Use it carefully. The model is excellent at one shot task completion and large reasoning jobs, but multiple developer reports describe state degradation during long iterative sessions, including instances of the Gemini CLI deleting functional code during file modifications. For production agents that touch the file system, we recommend additional guardrails, version control safety nets and human review checkpoints until Google reaches general availability.
8. Does Gemini 3.1 Pro support multimodal input like video and audio?
Yes. The model accepts text, images, audio, video, PDFs and entire code repositories within its 1 million token input window. It can process up to 900 individual images per prompt, around 8.4 hours of audio or up to one hour of video without accompanying audio. Output is text only.
9. What is the context window size, and can it really handle a million tokens?

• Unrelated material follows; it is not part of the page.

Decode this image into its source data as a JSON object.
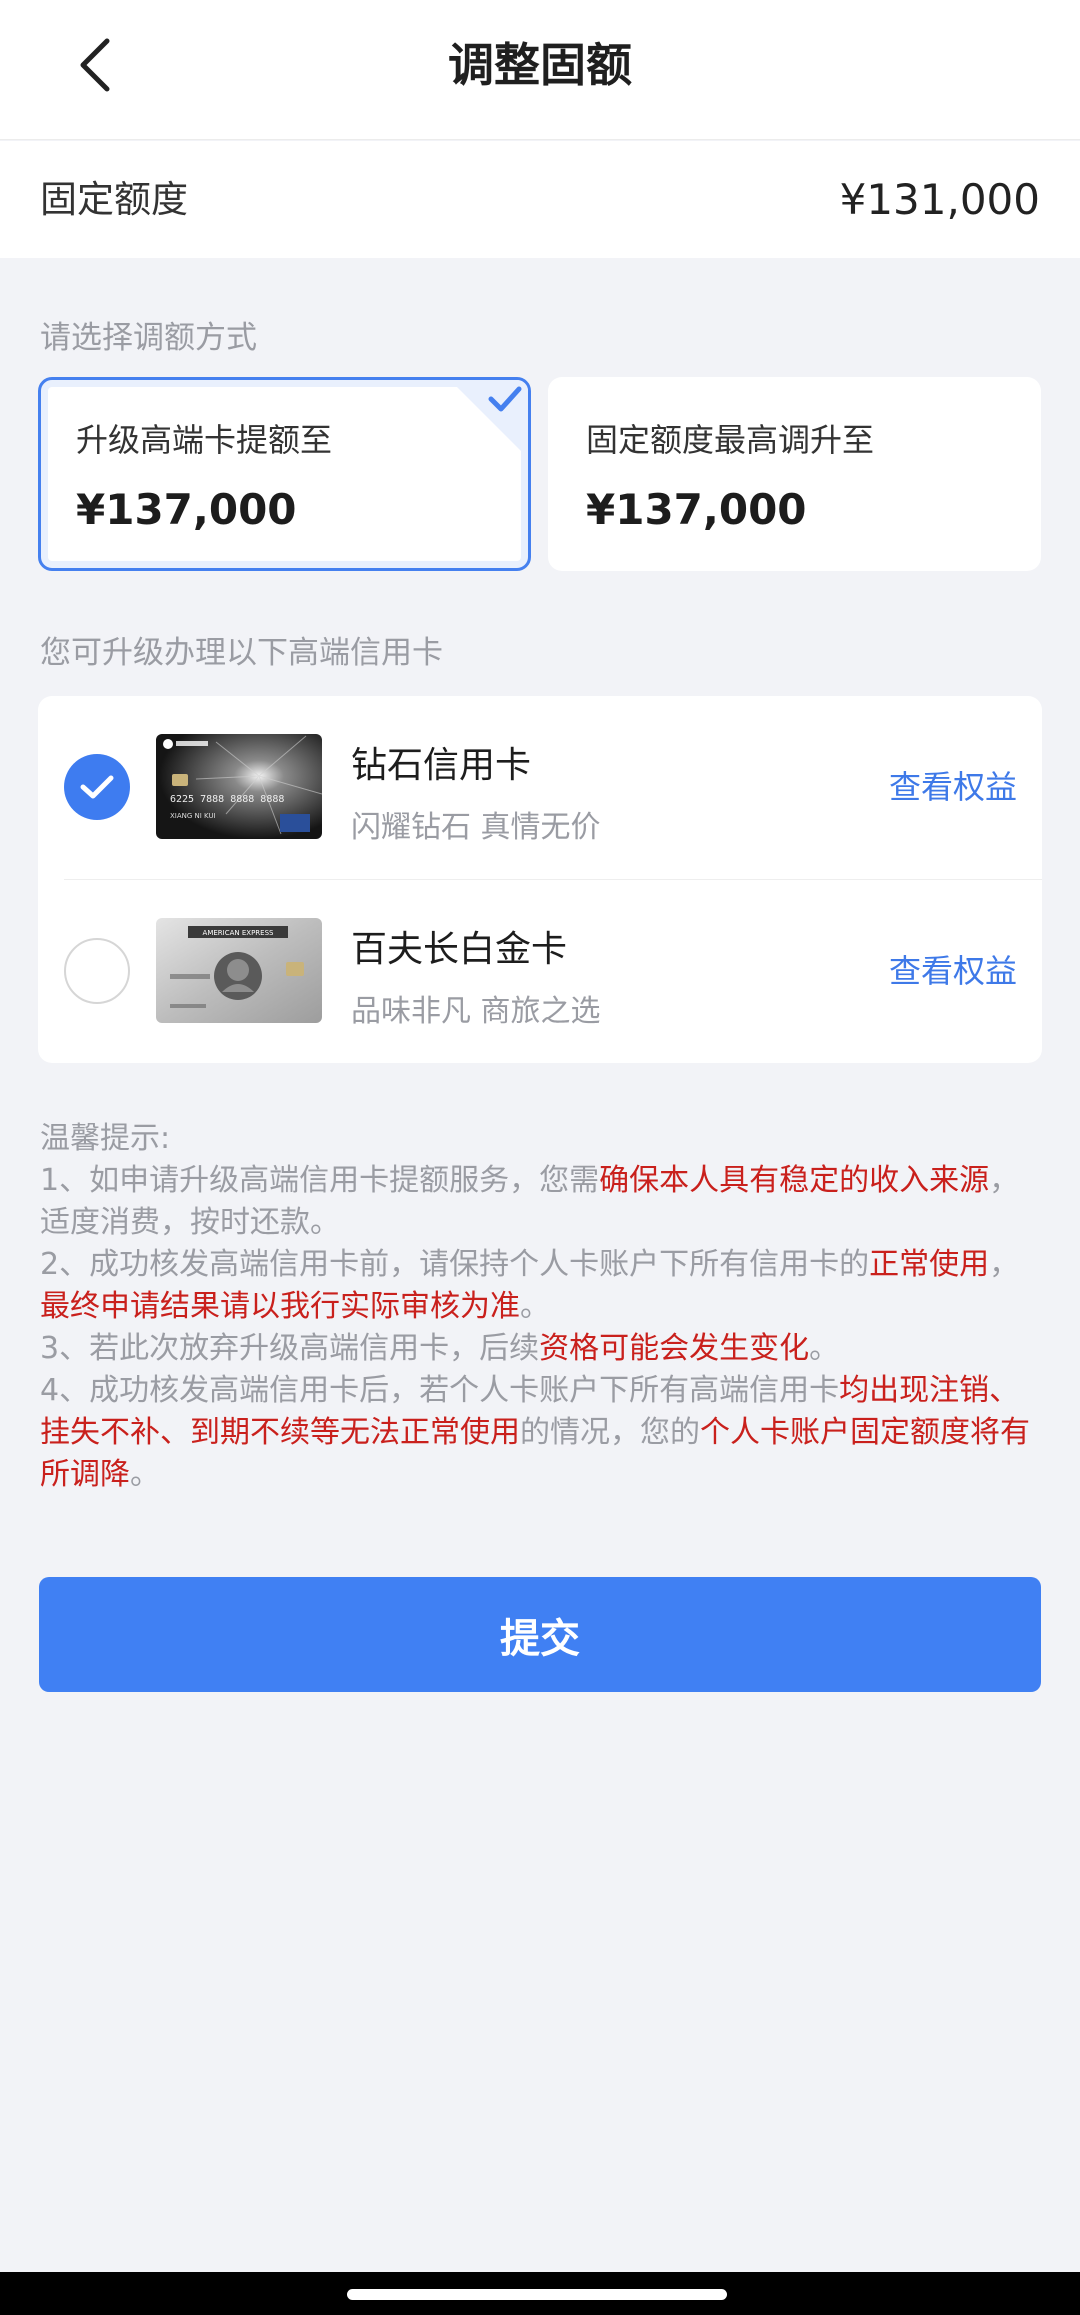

The input context window is 1,048,576 tokens, around one million. In our testing it does handle very long inputs, though we recommend breaking truly massive prompts into structured sections with clear headings rather than dumping raw text, since structure noticeably improves the quality of the response on long context tasks.
10. Is there a free version of Gemini 3.1 Pro?
There is no straightforward free forever tier specifically for Gemini 3.1 Pro. Google offers a student trial in some regions, and developers can experiment with a small free quota inside Google AI Studio, but sustained use requires either a Google AI Pro or Ultra subscription on the consumer side, or paid API usage on the developer side.